İnşa projelerine eşlik eden alçak, mavi kontrplak yaya köprüleri New York sokaklarının sorunlarından biri. İnşaatlar, bina girişlerini kapatıp altlarında işleyen mağazaların kapalı gözükmesine ve düşürdüğü gölgelerle pasajların geceleri tehditkar görünmesine sebep oluyor.
Guggenheim Müzesi yetkilileri geçenlerde ünlü Frank Lloyd Wright binalarının gayet karmaşık restorasyonuna giriştiklerinde, kendi yaya köprülerini özel olarak tasarlattılar. Tipik bir köprü standart iki yüksekliğe sahiptir; kaldırımdan ya 2,5 metre ya da 5 metre yukardadır. Guggenheim’ın yaya köprüsü ise binanın girişinin kapanmaması için yerden 6,5 metre yukarıda yapılmış. Köprünün destekleri her zaman kullanılan modüler borular yerine I kirişlerinden yapılmış ve ahşap takoz veya metal kayıtlara ihtiyaç kalmamıştır. Ayrıca genel New York yaya köprüsü mavisi rengi yerine, bu 6,5 metrelik kontrplak yatay şerit aslında ustaca bir reklam panosuna dönüşüyor. Müzenin adı, müzenin kimliğine özgü açık bej renkteki panellerin üzerine kırmızı vinil grafiklerle yazılmış. “İnsanlar binayı görmeye geldiklerinde, estetik bir deneyim için geldiklerinden ilk gördükleri şeyin çirkin bir yapı iskelesi olması uygunsuz olurdu” diyor Guggenheim’ın sözcüsü Anthony Calnek.
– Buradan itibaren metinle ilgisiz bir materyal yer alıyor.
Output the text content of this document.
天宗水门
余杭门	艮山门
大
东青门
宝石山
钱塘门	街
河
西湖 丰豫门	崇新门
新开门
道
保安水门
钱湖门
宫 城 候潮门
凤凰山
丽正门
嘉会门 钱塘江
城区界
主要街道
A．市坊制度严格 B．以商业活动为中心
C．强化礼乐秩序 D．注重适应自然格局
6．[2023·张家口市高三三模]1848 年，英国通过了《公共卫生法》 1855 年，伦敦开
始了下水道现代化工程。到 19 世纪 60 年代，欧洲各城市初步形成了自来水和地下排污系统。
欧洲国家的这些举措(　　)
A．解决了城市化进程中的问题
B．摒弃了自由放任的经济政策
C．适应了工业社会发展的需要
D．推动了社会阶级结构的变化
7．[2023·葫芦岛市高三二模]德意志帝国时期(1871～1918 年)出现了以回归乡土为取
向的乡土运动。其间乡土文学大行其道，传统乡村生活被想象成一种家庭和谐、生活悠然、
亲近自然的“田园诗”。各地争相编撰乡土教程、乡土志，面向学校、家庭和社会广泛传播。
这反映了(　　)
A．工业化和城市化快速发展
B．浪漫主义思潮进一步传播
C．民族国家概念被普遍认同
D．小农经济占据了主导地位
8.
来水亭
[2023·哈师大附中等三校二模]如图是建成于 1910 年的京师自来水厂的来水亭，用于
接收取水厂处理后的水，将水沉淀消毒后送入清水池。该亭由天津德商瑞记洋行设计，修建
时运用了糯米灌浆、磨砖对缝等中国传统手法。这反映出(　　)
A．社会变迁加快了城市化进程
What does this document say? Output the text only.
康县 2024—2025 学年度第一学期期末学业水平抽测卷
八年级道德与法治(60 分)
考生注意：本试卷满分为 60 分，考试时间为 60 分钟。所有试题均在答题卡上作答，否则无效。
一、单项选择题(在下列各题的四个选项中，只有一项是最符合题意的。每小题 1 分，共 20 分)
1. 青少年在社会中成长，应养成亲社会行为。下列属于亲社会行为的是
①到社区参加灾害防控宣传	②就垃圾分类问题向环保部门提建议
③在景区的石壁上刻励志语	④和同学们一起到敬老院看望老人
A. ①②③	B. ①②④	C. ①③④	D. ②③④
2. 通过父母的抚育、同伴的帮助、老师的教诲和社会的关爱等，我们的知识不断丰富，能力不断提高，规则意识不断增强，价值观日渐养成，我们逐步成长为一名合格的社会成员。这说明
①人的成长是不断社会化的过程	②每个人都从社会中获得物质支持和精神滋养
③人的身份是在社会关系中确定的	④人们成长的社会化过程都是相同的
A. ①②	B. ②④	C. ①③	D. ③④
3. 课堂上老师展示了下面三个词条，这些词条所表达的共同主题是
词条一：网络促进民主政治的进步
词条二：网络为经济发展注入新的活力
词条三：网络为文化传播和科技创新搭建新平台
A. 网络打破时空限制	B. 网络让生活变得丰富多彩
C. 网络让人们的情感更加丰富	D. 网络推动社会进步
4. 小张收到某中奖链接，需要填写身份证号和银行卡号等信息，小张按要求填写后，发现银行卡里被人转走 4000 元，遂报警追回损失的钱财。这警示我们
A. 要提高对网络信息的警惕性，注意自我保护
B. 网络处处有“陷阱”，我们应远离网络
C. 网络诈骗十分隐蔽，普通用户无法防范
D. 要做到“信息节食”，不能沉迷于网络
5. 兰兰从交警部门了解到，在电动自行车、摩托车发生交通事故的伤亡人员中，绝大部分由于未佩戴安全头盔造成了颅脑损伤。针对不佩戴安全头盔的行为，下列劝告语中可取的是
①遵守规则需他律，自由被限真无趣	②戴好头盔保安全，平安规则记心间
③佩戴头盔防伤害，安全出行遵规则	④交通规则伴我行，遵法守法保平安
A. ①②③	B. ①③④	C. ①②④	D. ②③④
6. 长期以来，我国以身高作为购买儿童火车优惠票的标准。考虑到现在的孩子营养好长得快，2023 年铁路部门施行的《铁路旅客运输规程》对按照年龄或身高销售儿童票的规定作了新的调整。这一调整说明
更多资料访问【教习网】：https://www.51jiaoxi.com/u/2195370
Guggenheim’ın restorasyonu, genleşme derzleri olmadan inşa edildiğinden beton yapıda oluşan çatlakların tamiri için gerekli görülmüştür. Guggenheim, 1959’da inşa edildiğinde, dış cephesinde akrilik bazlı boya kullanan ilk binalardan biriydi. Calnek’e göre “Yanlışlıkla boyanın betonu koruyucu bir örtü gibi saracağı – yani binayla birlikte genleşip büzüleceğini ve genleşme derzlerinin yokluğunu telafi edeceğini düşünülmüştü.”
Şu anda binanın dış cephesi beyaz boyasından soyulup, çıplak püskürtme harç duvarları inşa edildiğinden beri ilk kez görünür hale gelmiştir. Proje hala tanı halinde. Asıl çatlakları doldurmayı kapsayan restorasyon işinin bu yaz başlaması ve yaklaşık bir yıl sürmesi bekleniyor.